Este fin de semana, se iniciará en Berisso el denominado Gran Periplo Nacional, iniciativa del espacio político Social 21 La Tendencia que apunta a divulgar y poner en debate un “proyecto de liberación” basado en cinco ejes.
El recorrido, que comenzó tocando diferentes puntos del conurbano, se ampliará a hora a diez provincias: Misiones, Corrientes, Chaco, Salta, Catamarca, Tucumán, Santiago del Estero, Córdoba, Santa Fe y Entre Ríos.
“Queremos compartir el proyecto de liberación nacional en asambleas abiertas y participativas e invitar al pueblo trabajador a esta patriada”, describen Bárbara Solernou y Javier Magnani, referentes regionales del espacio, antes de iniciar su tour.
“Vamos en busca de personas honestas, valientes y patriotas. El drama profundo que estamos viviendo no se va a arreglar con una mejor redistribución de la riqueza, ni subsidiando el consumo en la base o multiplicando planes sociales. No es un problema de plata, Argentina se arregla con trabajo”, advierte Solernou.
Las ideas rectoras del proyecto son cinco y pueden sintetizarse en los conceptos de Estado Empresario, Democracia Participativa, Socialismo del Siglo XXI, Economía de Equivalencias y Sentido Trascendente de la Vida y el Mundo.
Al referirse a la noción de Estado Empresario, los integrantes de Social 21 ponen el acento en que un Estado de estas características produce, desarrolla industrias estratégicas, genera trabajo genuino y altamente calificado, desarrolla tecnología y, además, “sabe cómo se hacen las cosas y sobre todo cuánto valen, ya que define precios y maneja mercados”.
Respecto de la Democracia Participativa manifiestan la necesidad de ‘darle poder real al pueblo’ impulsando mecanismos de control de gestión en los que quienes administran transmitan con claridad objetivos y plazos y presenten informes públicos, para que se pueda revocar o ratificar su mandato. En este plano, plantean como propuesta que los directorios de empresas nacionales sean votados por la comunidad y que se utilice para decidir políticas el voto popular con carácter vinculante.
Al aludir al ‘Socialismo del Siglo XXI’, hablan de la escala continental de las economías nacionales y de la necesidad de bregar por una ‘patria grande tangible, no retórica’, para defender al continente del ‘saqueo de las multinacionales’ en lo que hace a alimentos, energía, agua y a todos los recursos estratégicos, proponiendo la asociatividad de empresas estatales que tengan la ‘agilidad’ de las sociedades anónimas.

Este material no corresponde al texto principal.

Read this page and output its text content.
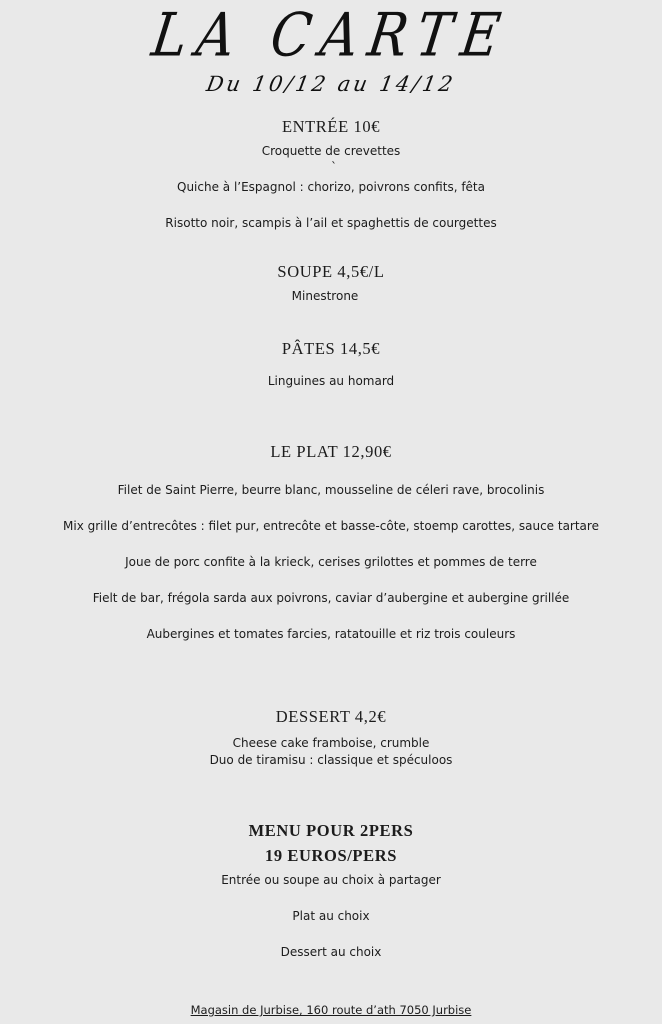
LA CARTE
Du 10/12 au 14/12
ENTRÉE 10€
Croquette de crevettes
`
Quiche à l’Espagnol : chorizo, poivrons confits, fêta
Risotto noir, scampis à l’ail et spaghettis de courgettes
SOUPE 4,5€/L
Minestrone
PÂTES 14,5€
Linguines au homard
LE PLAT 12,90€
Filet de Saint Pierre, beurre blanc, mousseline de céleri rave, brocolinis
Mix grille d’entrecôtes : filet pur, entrecôte et basse-côte, stoemp carottes, sauce tartare
Joue de porc confite à la krieck, cerises grilottes et pommes de terre
Fielt de bar, frégola sarda aux poivrons, caviar d’aubergine et aubergine grillée
Aubergines et tomates farcies, ratatouille et riz trois couleurs
DESSERT 4,2€
Cheese cake framboise, crumble
Duo de tiramisu : classique et spéculoos
MENU POUR 2PERS
19 EUROS/PERS
Entrée ou soupe au choix à partager
Plat au choix
Dessert au choix
Magasin de Jurbise, 160 route d’ath 7050 Jurbise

La idea de Economía de Equivalencias parte de la de tener al trabajo como motor de desarrollo. “El valor de las cosas debería estar definido por las horas de trabajo humano invertidas para producirlas, no por su precio”, consignan desde el espacio al proponer esta nueva ‘unidad de medida’. “Una hora de trabajo humano no se devalúa, es constante y es igual acá o en la India. Un valor así permitiría combatir la especulación y la renta financiera”, enuncian.
Finalmente, hablan de la búsqueda de un ‘sentido trascendente de la vida y el mundo’. “La propuesta es trascender a la individualidad, descubrir que somos una totalidad que nos contiene, a la que pertenecemos y nos debemos. La lógica materialista es contraria a la esencia del ser humano y promueve la explotación y la carrera sin sentido detrás de bienes materiales que la mayoría nunca llegan a obtener”, concluyen.